= Abstract m-space =

Concept in order theory
In mathematics, specifically in order theory and functional analysis, an abstract m-space or an AM-space is a Banach lattice $(X, \| \cdot \|)$ whose norm satisfies $\left\| \sup \{ x, y \} \right\| = \sup \left\{ \| x \|, \| y \| \right\}$ for all x and y in the positive cone of X.
We say that an AM-space X is an AM-space with unit if in addition there exists some u ≥ 0 in X such that the interval [−u, u] := { z ∈ X : −u ≤ z and z ≤ u } is equal to the unit ball of X;
such an element u is unique and an order unit of X.

== Examples ==

The strong dual of an AL-space is an AM-space with unit.
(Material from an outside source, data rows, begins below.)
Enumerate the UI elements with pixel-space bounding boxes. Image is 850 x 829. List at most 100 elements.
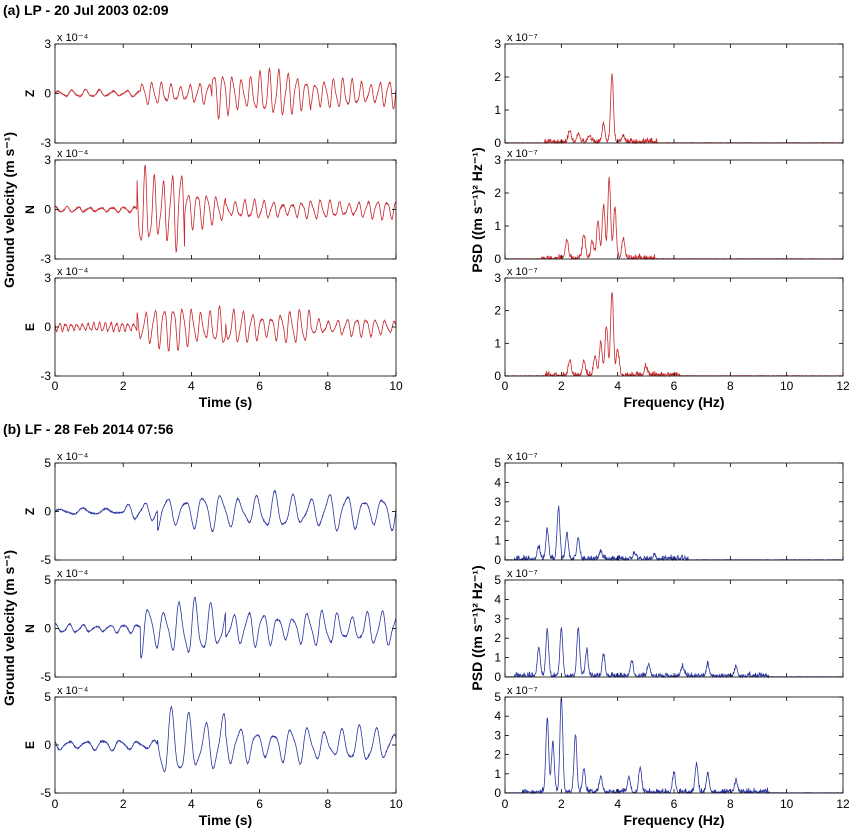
- y-exponent: x 10⁻⁷: [507, 32, 538, 44]
- y-tick-label: 0: [44, 622, 51, 636]
- psd-trace-a-z: [504, 73, 844, 145]
- y-exponent: x 10⁻⁴: [57, 148, 89, 160]
- y-tick-label: 1: [494, 336, 501, 350]
- y-tick-label: 1: [494, 651, 501, 665]
- y-tick-label: 4: [494, 709, 501, 723]
- waveform-trace-a-e: [54, 304, 397, 352]
- y-tick-label: 1: [494, 534, 501, 548]
- y-tick-label: 4: [494, 475, 501, 489]
- y-tick-label: 0: [44, 203, 51, 217]
- y-tick-label: 2: [494, 514, 501, 528]
- y-tick-label: -3: [40, 136, 51, 150]
- component-label-e: E: [23, 741, 37, 749]
- y-tick-label: 2: [494, 748, 501, 762]
- component-label-e: E: [23, 323, 37, 331]
- psd-trace-b-z: [504, 505, 844, 562]
- x-tick-label: 2: [120, 797, 127, 811]
- y-tick-label: 3: [44, 153, 51, 167]
- waveform-trace-b-e: [54, 705, 397, 773]
- waveform-b-n: -5 0 5 x 10⁻⁴ N: [23, 568, 397, 684]
- psd-trace-a-e: [504, 292, 844, 378]
- x-axis-label-time: Time (s): [199, 812, 252, 828]
- psd-a-z: 0 1 2 3 x 10⁻⁷: [494, 32, 844, 150]
- panel-a: (a) LP - 20 Jul 2003 02:09-303 x 10⁻⁴Z-30…: [1, 2, 850, 410]
- x-tick-label: 2: [120, 379, 127, 393]
- y-tick-label: 2: [494, 70, 501, 84]
- y-tick-label: 3: [494, 153, 501, 167]
- y-exponent: x 10⁻⁴: [57, 568, 89, 580]
- y-axis-label-psd: PSD ((m s⁻¹)² Hz⁻¹): [469, 565, 485, 690]
- y-exponent: x 10⁻⁷: [507, 685, 538, 697]
- y-tick-label: 2: [494, 304, 501, 318]
- x-tick-label: 4: [614, 797, 621, 811]
- y-exponent: x 10⁻⁷: [507, 148, 538, 160]
- axes-box: [504, 159, 844, 260]
- y-tick-label: -5: [40, 786, 51, 800]
- psd-trace-a-n: [504, 176, 844, 261]
- waveform-a-z: -3 0 3 x 10⁻⁴ Z: [23, 32, 397, 150]
- axes-box: [54, 159, 397, 260]
- y-tick-label: 3: [494, 271, 501, 285]
- y-tick-label: 4: [494, 592, 501, 606]
- x-tick-label: 10: [389, 379, 403, 393]
- waveform-trace-b-n: [54, 596, 397, 660]
- y-tick-label: 3: [494, 728, 501, 742]
- x-tick-label: 8: [324, 797, 331, 811]
- psd-b-n: 0 1 2 3 4 5 x 10⁻⁷: [494, 568, 844, 684]
- x-axis-label-frequency: Frequency (Hz): [623, 812, 724, 828]
- y-tick-label: 0: [494, 252, 501, 266]
- y-tick-label: 1: [494, 767, 501, 781]
- y-tick-label: 3: [494, 495, 501, 509]
- y-tick-label: -5: [40, 553, 51, 567]
- y-exponent: x 10⁻⁷: [507, 568, 538, 580]
- y-axis-label-psd: PSD ((m s⁻¹)² Hz⁻¹): [469, 147, 485, 272]
- y-exponent: x 10⁻⁴: [57, 32, 89, 44]
- x-tick-label: 8: [324, 379, 331, 393]
- x-tick-label: 4: [614, 379, 621, 393]
- component-label-z: Z: [23, 90, 37, 97]
- waveform-a-n: -3 0 3 x 10⁻⁴ N: [23, 148, 397, 266]
- y-exponent: x 10⁻⁴: [57, 266, 89, 278]
- y-tick-label: 5: [44, 573, 51, 587]
- y-tick-label: 5: [494, 456, 501, 470]
- x-tick-label: 0: [52, 379, 59, 393]
- y-tick-label: 5: [494, 573, 501, 587]
- y-axis-label-velocity: Ground velocity (m s⁻¹): [1, 550, 17, 706]
- waveform-trace-b-z: [54, 489, 397, 533]
- waveform-trace-a-n: [54, 164, 397, 253]
- waveform-b-z: -5 0 5 x 10⁻⁴ Z: [23, 451, 397, 567]
- x-tick-label: 12: [836, 797, 850, 811]
- psd-b-z: 0 1 2 3 4 5 x 10⁻⁷: [494, 451, 844, 567]
- x-tick-label: 6: [256, 379, 263, 393]
- axes-box: [504, 696, 844, 794]
- y-tick-label: 0: [494, 553, 501, 567]
- y-tick-label: 5: [44, 690, 51, 704]
- waveform-trace-a-z: [54, 66, 397, 120]
- axes-box: [504, 579, 844, 678]
- y-tick-label: 5: [494, 690, 501, 704]
- x-tick-label: 4: [188, 379, 195, 393]
- x-tick-label: 2: [558, 797, 565, 811]
- panel-title-a: (a) LP - 20 Jul 2003 02:09: [3, 2, 169, 18]
- y-tick-label: 0: [44, 738, 51, 752]
- x-tick-label: 8: [727, 379, 734, 393]
- y-tick-label: 3: [44, 271, 51, 285]
- y-exponent: x 10⁻⁴: [57, 451, 89, 463]
- waveform-b-e: -5 0 5 x 10⁻⁴ E: [23, 685, 397, 800]
- x-tick-label: 6: [256, 797, 263, 811]
- y-tick-label: 0: [494, 369, 501, 383]
- psd-a-n: 0 1 2 3 x 10⁻⁷: [494, 148, 844, 266]
- x-tick-label: 6: [671, 379, 678, 393]
- y-exponent: x 10⁻⁴: [57, 685, 89, 697]
- x-axis-label-time: Time (s): [199, 394, 252, 410]
- x-tick-label: 10: [780, 379, 794, 393]
- axes-box: [504, 43, 844, 144]
- x-tick-label: 0: [502, 797, 509, 811]
- x-tick-label: 2: [558, 379, 565, 393]
- y-tick-label: 2: [494, 186, 501, 200]
- y-tick-label: -3: [40, 369, 51, 383]
- y-tick-label: 0: [494, 136, 501, 150]
- x-tick-label: 0: [502, 379, 509, 393]
- waveform-a-e: -3 0 3 x 10⁻⁴ E: [23, 266, 397, 383]
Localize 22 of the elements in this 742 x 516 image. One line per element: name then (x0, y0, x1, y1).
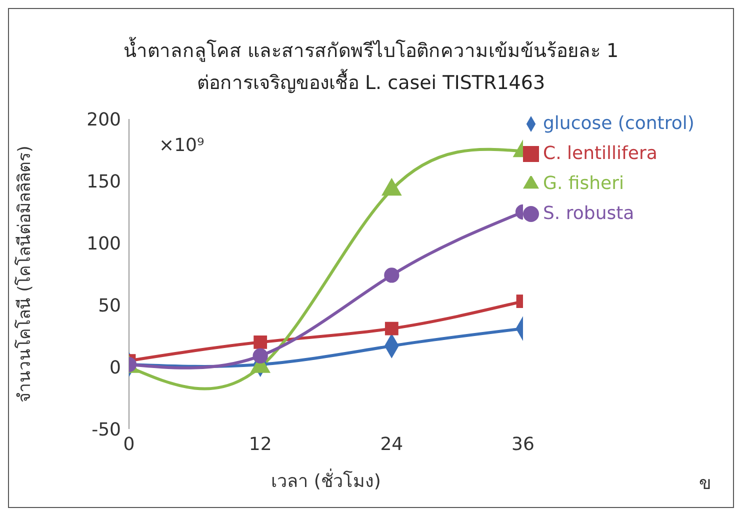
y-tick-label: 0 (110, 357, 121, 378)
text: ข (699, 472, 711, 496)
y-tick-label: 50 (98, 295, 121, 316)
y-tick-label: 100 (86, 233, 121, 254)
annotation: ×10⁹ (159, 135, 204, 156)
legend-label: G. fisheri (543, 173, 624, 194)
chart-subtitle: ต่อการเจริญของเชื้อ L. casei TISTR1463 (196, 68, 546, 96)
chart-title: น้ำตาลกลูโคส และสารสกัดพรีไบโอติกความเข้มข้นร้อยละ 1 (122, 36, 620, 64)
y-tick-label: 200 (86, 109, 121, 130)
legend-label: glucose (control) (543, 113, 694, 134)
x-tick-label: 36 (512, 434, 534, 455)
point (384, 268, 400, 283)
point (252, 348, 268, 364)
y-tick-label: -50 (92, 419, 121, 440)
y-tick-label: 150 (86, 171, 121, 192)
legend-label: S. robusta (543, 203, 634, 224)
x-tick-label: 24 (380, 434, 404, 455)
x-axis-title: เวลา (ชั่วโมง) (271, 468, 381, 492)
x-tick-label: 12 (248, 434, 272, 455)
legend-label: C. lentillifera (543, 143, 658, 164)
y-axis-title: จำนวนโคโลนี (โคโลนีต่อมิลลิลิตร) (14, 146, 36, 402)
x-tick-label: 0 (123, 434, 135, 455)
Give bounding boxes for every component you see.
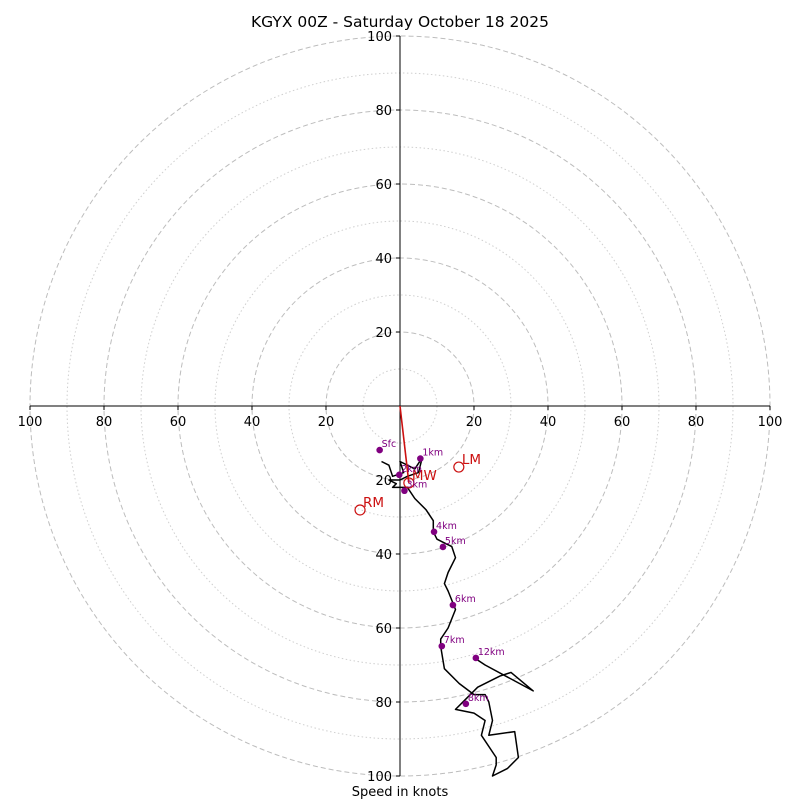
y-tick-label-upper: 80 <box>375 104 392 119</box>
y-tick-label-upper: 100 <box>367 30 392 45</box>
y-tick-label-upper: 60 <box>375 178 392 193</box>
hodograph-trace <box>381 457 534 777</box>
x-tick-label: 60 <box>170 415 187 430</box>
height-marker-label: 2km <box>401 464 422 475</box>
height-marker-point <box>395 471 403 479</box>
storm-motion-label: MW <box>412 468 437 484</box>
height-marker-point <box>430 528 438 536</box>
y-tick-label-lower: 80 <box>375 696 392 711</box>
height-marker-point <box>438 642 446 650</box>
y-tick-label-upper: 20 <box>375 326 392 341</box>
height-marker-label: Sfc <box>382 439 397 450</box>
height-marker-label: 8km <box>468 693 489 704</box>
storm-motion-marker <box>403 477 415 489</box>
height-marker-label: 4km <box>436 521 457 532</box>
x-tick-label: 100 <box>18 415 43 430</box>
x-tick-label: 40 <box>540 415 557 430</box>
height-marker-point <box>417 455 424 462</box>
height-marker-label: 6km <box>455 594 476 605</box>
storm-motion-layer: LM MW RM <box>354 405 481 516</box>
hodograph-line <box>381 457 534 777</box>
y-tick-label-upper: 40 <box>375 252 392 267</box>
y-tick-label-lower: 100 <box>367 770 392 785</box>
x-tick-label: 20 <box>318 415 335 430</box>
storm-motion-label: LM <box>462 452 481 468</box>
height-marker-point <box>462 700 470 708</box>
height-marker-label: 5km <box>445 536 466 547</box>
tick-labels: 100 80 60 40 20 20 40 60 80 100 20 20 40 40 60 60 80 80 10… <box>18 30 783 785</box>
height-marker-label: 7km <box>444 635 465 646</box>
y-tick-label-lower: 40 <box>375 548 392 563</box>
height-marker-point <box>472 654 480 662</box>
height-marker-point <box>401 487 408 495</box>
mean-wind-vector <box>399 405 410 484</box>
x-tick-label: 80 <box>96 415 113 430</box>
x-tick-label: 40 <box>244 415 261 430</box>
height-marker-label: 3km <box>406 480 427 491</box>
y-tick-label-lower: 20 <box>375 474 392 489</box>
x-tick-label: 60 <box>614 415 631 430</box>
height-marker-label: 1km <box>422 448 443 459</box>
storm-motion-marker <box>453 461 465 473</box>
height-marker-point <box>439 543 447 551</box>
height-marker-label: 12km <box>478 647 505 658</box>
height-marker-point <box>376 446 383 454</box>
x-tick-label: 100 <box>758 415 783 430</box>
chart-title: KGYX 00Z - Saturday October 18 2025 <box>251 13 549 31</box>
x-tick-label: 80 <box>688 415 705 430</box>
storm-motion-marker <box>354 504 366 516</box>
x-tick-label: 20 <box>466 415 483 430</box>
y-tick-label-lower: 60 <box>375 622 392 637</box>
height-marker-point <box>449 601 457 609</box>
x-axis-label: Speed in knots <box>352 785 449 800</box>
storm-motion-label: RM <box>363 495 384 511</box>
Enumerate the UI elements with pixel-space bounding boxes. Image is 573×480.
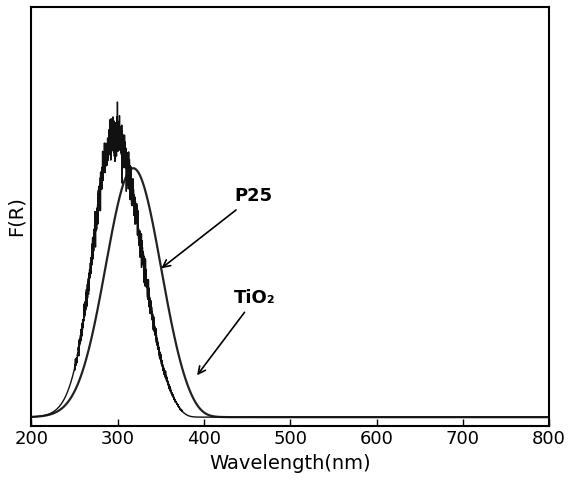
- Y-axis label: F(R): F(R): [7, 196, 26, 236]
- Text: P25: P25: [163, 188, 272, 267]
- Text: TiO₂: TiO₂: [198, 289, 276, 374]
- X-axis label: Wavelength(nm): Wavelength(nm): [210, 454, 371, 473]
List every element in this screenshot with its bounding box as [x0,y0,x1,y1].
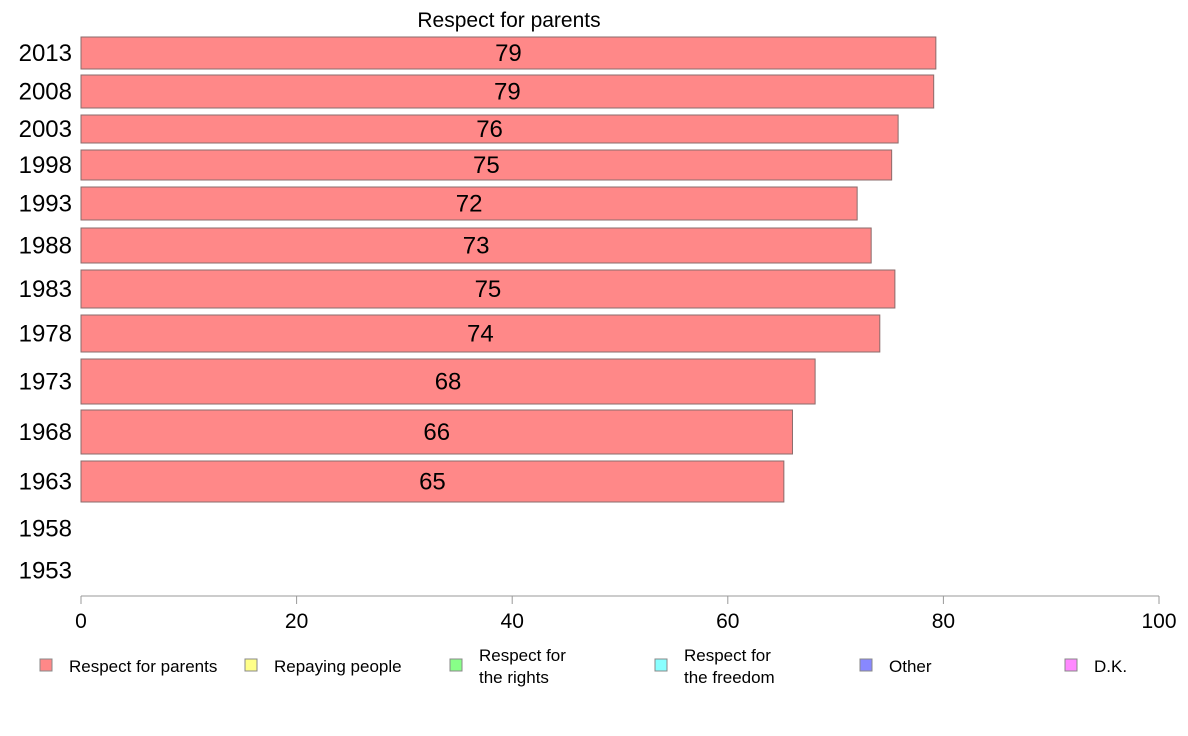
bar-value-label: 68 [435,369,462,396]
bar-value-label: 75 [475,276,502,303]
y-tick-label: 1978 [19,321,72,348]
legend-label: Respect for parents [69,657,217,676]
bar-value-label: 66 [423,419,450,446]
bar [80,227,872,264]
x-tick-label: 80 [932,610,955,633]
bar-value-label: 74 [467,321,494,348]
bar-value-label: 76 [476,116,503,143]
legend-swatch [1064,658,1078,672]
bar [80,314,881,353]
x-tick-label: 60 [716,610,739,633]
legend-label: Respect for [479,646,566,665]
legend-swatch [244,658,258,672]
bar [80,36,937,70]
bar [80,358,816,405]
y-tick-label: 2013 [19,40,72,67]
bar [80,149,893,181]
y-tick-label: 1998 [19,152,72,179]
bar-value-label: 65 [419,469,446,496]
y-tick-label: 1973 [19,369,72,396]
y-tick-label: 2003 [19,116,72,143]
legend-label: Respect for [684,646,771,665]
y-tick-label: 2008 [19,79,72,106]
bar [80,186,858,221]
y-tick-label: 1988 [19,233,72,260]
bar-value-label: 73 [463,233,490,260]
y-tick-label: 1958 [19,516,72,543]
legend: Respect for parents Repaying people Respec… [39,646,1127,687]
bar [80,460,785,503]
bar-value-label: 79 [495,40,522,67]
y-axis-labels: 2013 2008 2003 1998 1993 1988 1983 1978 1973 1968… [19,40,72,585]
bar-value-label: 75 [473,152,500,179]
y-tick-label: 1993 [19,191,72,218]
y-tick-label: 1983 [19,276,72,303]
x-tick-label: 100 [1141,610,1176,633]
legend-label: the rights [479,668,549,687]
legend-label: Repaying people [274,657,402,676]
legend-swatch [39,658,53,672]
bar [80,114,899,144]
legend-swatch [449,658,463,672]
bar-value-label: 79 [494,79,521,106]
legend-label: D.K. [1094,657,1127,676]
chart-title: Respect for parents [417,9,600,32]
legend-swatch [859,658,873,672]
bar-value-label: 72 [456,191,483,218]
bar [80,74,935,109]
bar [80,409,793,455]
y-tick-label: 1953 [19,558,72,585]
legend-swatch [654,658,668,672]
x-tick-label: 20 [285,610,308,633]
y-tick-label: 1963 [19,469,72,496]
x-tick-label: 40 [501,610,524,633]
legend-label: Other [889,657,932,676]
x-axis: 0 20 40 60 80 100 [75,595,1177,633]
legend-label: the freedom [684,668,775,687]
x-tick-label: 0 [75,610,87,633]
bar [80,269,896,309]
y-tick-label: 1968 [19,419,72,446]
If X is an Archimedean ordered vector lattice, u is an order unit of X, and p_{u} is the Minkowski functional of $[u, -u] := \{ x \in X : -u \leq x \text{ and } x \leq x \},$ then the complete of the semi-normed space (X, p_{u}) is an AM-space with unit u.

== Properties ==

Every AM-space is isomorphic (as a Banach lattice) with some closed vector sublattice of some suitable $C_{\R}\left( X \right)$.
The strong dual of an AM-space with unit is an AL-space.

If X ≠ { 0 } is an AM-space with unit then the set K of all extreme points of the positive face of the dual unit ball is a non-empty and weakly compact (i.e. $\sigma\left( X^{\prime}, X \right)$-compact) subset of $X^{\prime}$ and furthermore, the evaluation map $I : X \to C_{\R} \left( K \right)$ defined by $I(x) := I_x$ (where $I_x : K \to \R$ is defined by $I_x(t) = \langle x, t \rangle$) is an isomorphism.